Jakarta, 31 Desember 2025 – Pembangunan Jembatan P6 Lalan, Musi Banyuasin kini memasuki fase krusial yang menuntut kepastian pendanaan serta kejelasan tanggung jawab dari seluruh pihak terkait. Dalam situasi ini, Asosiasi Pengguna Alur Sungai Lalan (AP6L) menegaskan komitmennya untuk memastikan pembangunan tetap berjalan secara berkesinambungan dan tidak terhenti.
AP6L telah berperan aktif dengan kontribusi sebesar Rp33,4 miliar untuk mendukung pembangunan Jembatan P6 Lalan. Sementara itu, PT Asia Mulia Transpasifik (AMT) sebagai pihak penabrak jembatan memiliki kewajiban pembiayaan sebesar Rp40,8 miliar. Namun hingga kini, realisasi pembayaran dari AMT baru mencapai Rp16,5 miliar, sehingga masih terdapat sisa kewajiban yang cukup besar dan berpotensi menghambat kelancaran penyelesaian pembangunan.

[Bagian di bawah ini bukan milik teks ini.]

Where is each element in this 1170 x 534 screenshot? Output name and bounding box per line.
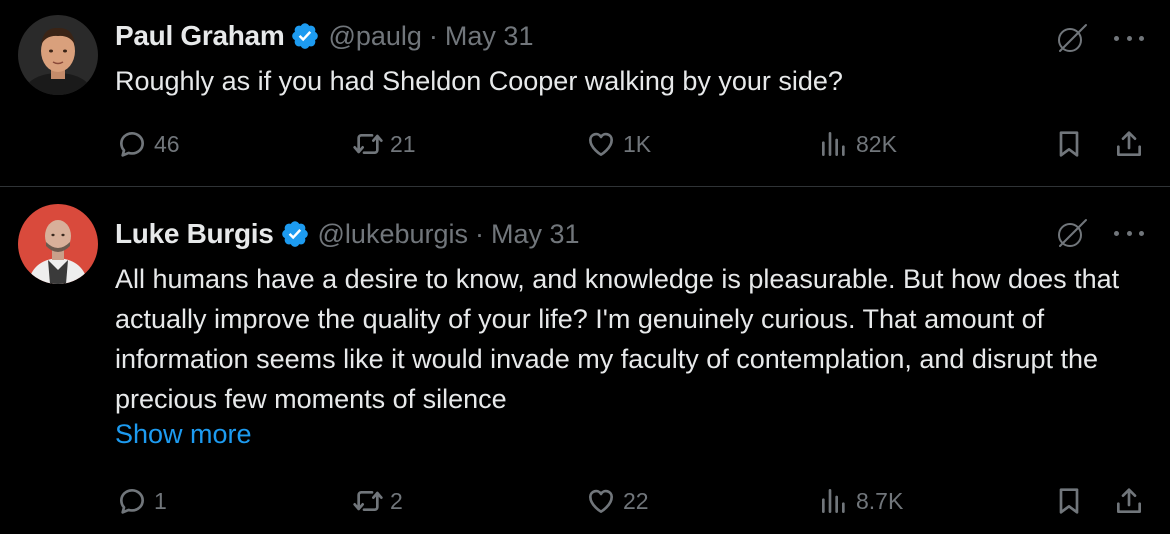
repost-count: 2: [390, 487, 403, 514]
bookmark-icon: [1059, 488, 1079, 514]
more-icon[interactable]: [1114, 228, 1144, 238]
share-icon: [1117, 131, 1141, 156]
reply-count: 46: [154, 130, 180, 157]
avatar[interactable]: [18, 15, 98, 95]
separator-dot: ·: [428, 20, 438, 51]
tweet-text: All humans have a desire to know, and kn…: [115, 264, 1120, 414]
share-icon: [1117, 488, 1141, 513]
like-count: 22: [623, 487, 649, 514]
repost-count: 21: [390, 130, 416, 157]
bookmark-button[interactable]: [1053, 481, 1085, 521]
grok-icon[interactable]: [1054, 215, 1090, 251]
view-count: 82K: [856, 130, 897, 157]
reply-icon: [120, 489, 144, 514]
show-more-link[interactable]: Show more: [115, 419, 252, 450]
share-button[interactable]: [1113, 481, 1145, 521]
like-button[interactable]: 22: [585, 481, 649, 521]
views-icon: [822, 489, 845, 513]
action-bar: 46 21 1K 82K: [0, 124, 1170, 164]
bookmark-icon: [1059, 131, 1079, 157]
reply-count: 1: [154, 487, 167, 514]
author-handle[interactable]: @paulg: [328, 21, 421, 52]
like-icon: [589, 132, 613, 156]
action-bar: 1 2 22 8.7K: [0, 481, 1170, 521]
grok-icon[interactable]: [1054, 20, 1090, 56]
reply-button[interactable]: 46: [116, 124, 180, 164]
author-handle[interactable]: @lukeburgis: [318, 219, 468, 250]
tweet-text: Roughly as if you had Sheldon Cooper wal…: [115, 66, 843, 96]
repost-icon: [353, 134, 383, 154]
views-button[interactable]: 8.7K: [818, 481, 903, 521]
reply-icon: [120, 132, 144, 157]
tweet-luke-burgis[interactable]: Luke Burgis @lukeburgis · May 31 All hum…: [0, 188, 1170, 534]
repost-button[interactable]: 21: [352, 124, 416, 164]
like-button[interactable]: 1K: [585, 124, 651, 164]
tweet-header: Luke Burgis @lukeburgis · May 31: [115, 214, 580, 254]
avatar[interactable]: [18, 204, 98, 284]
verified-badge-icon: [292, 23, 319, 49]
separator-dot: ·: [475, 218, 484, 249]
more-icon[interactable]: [1114, 33, 1144, 43]
views-button[interactable]: 82K: [818, 124, 897, 164]
bookmark-button[interactable]: [1053, 124, 1085, 164]
like-count: 1K: [623, 130, 652, 157]
reply-button[interactable]: 1: [116, 481, 167, 521]
verified-badge-icon: [281, 221, 308, 247]
tweet-date[interactable]: May 31: [445, 21, 534, 52]
tweet-header: Paul Graham @paulg · May 31: [115, 16, 533, 56]
share-button[interactable]: [1113, 124, 1145, 164]
like-icon: [589, 489, 613, 513]
tweet-date[interactable]: May 31: [491, 219, 580, 250]
tweet-paul-graham[interactable]: Paul Graham @paulg · May 31 Roughly as i…: [0, 0, 1170, 187]
repost-icon: [353, 491, 383, 511]
author-name[interactable]: Luke Burgis: [115, 218, 274, 250]
repost-button[interactable]: 2: [352, 481, 403, 521]
view-count: 8.7K: [856, 487, 904, 514]
author-name[interactable]: Paul Graham: [115, 20, 285, 52]
views-icon: [822, 132, 845, 156]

Langkah Konkret Menjamin Keberlanjutan
Untuk menjaga keberlangsungan pekerjaan kontraktor, AP6L telah menyiapkan dana talangan sebesar Rp13,4 miliar yang berasal dari perusahaan komoditas tambang. Dana ini akan menjamin kelancaran pekerjaan selama tiga bulan ke depan. Selain itu, AP6L juga memastikan pembayaran kontraktor untuk tujuh bulan berikutnya melalui bank garansi yang akan diterbitkan paling lambat pada 31 Januari 2026. Langkah ini diambil sebagai bentuk tanggung jawab AP6L, meskipun kewajiban utama pembangunan bukan sepenuhnya berada pada asosiasi.
Sekitar 75% pendanaan pembangunan saat ini berasal dari perusahaan-perusahaan komoditas tambang yang telah menalangi biaya pembangunan. Sebagian pengguna alur dari komoditas lain hingga kini belum berkontribusi. Di luar pendanaan, perusahaan pengguna alur juga memberikan bantuan sosial berupa penyeberangan dan transportasi darat alternatif dengan total nilai Rp5,35 miliar, guna memastikan aktivitas masyarakat tetap berjalan lancar.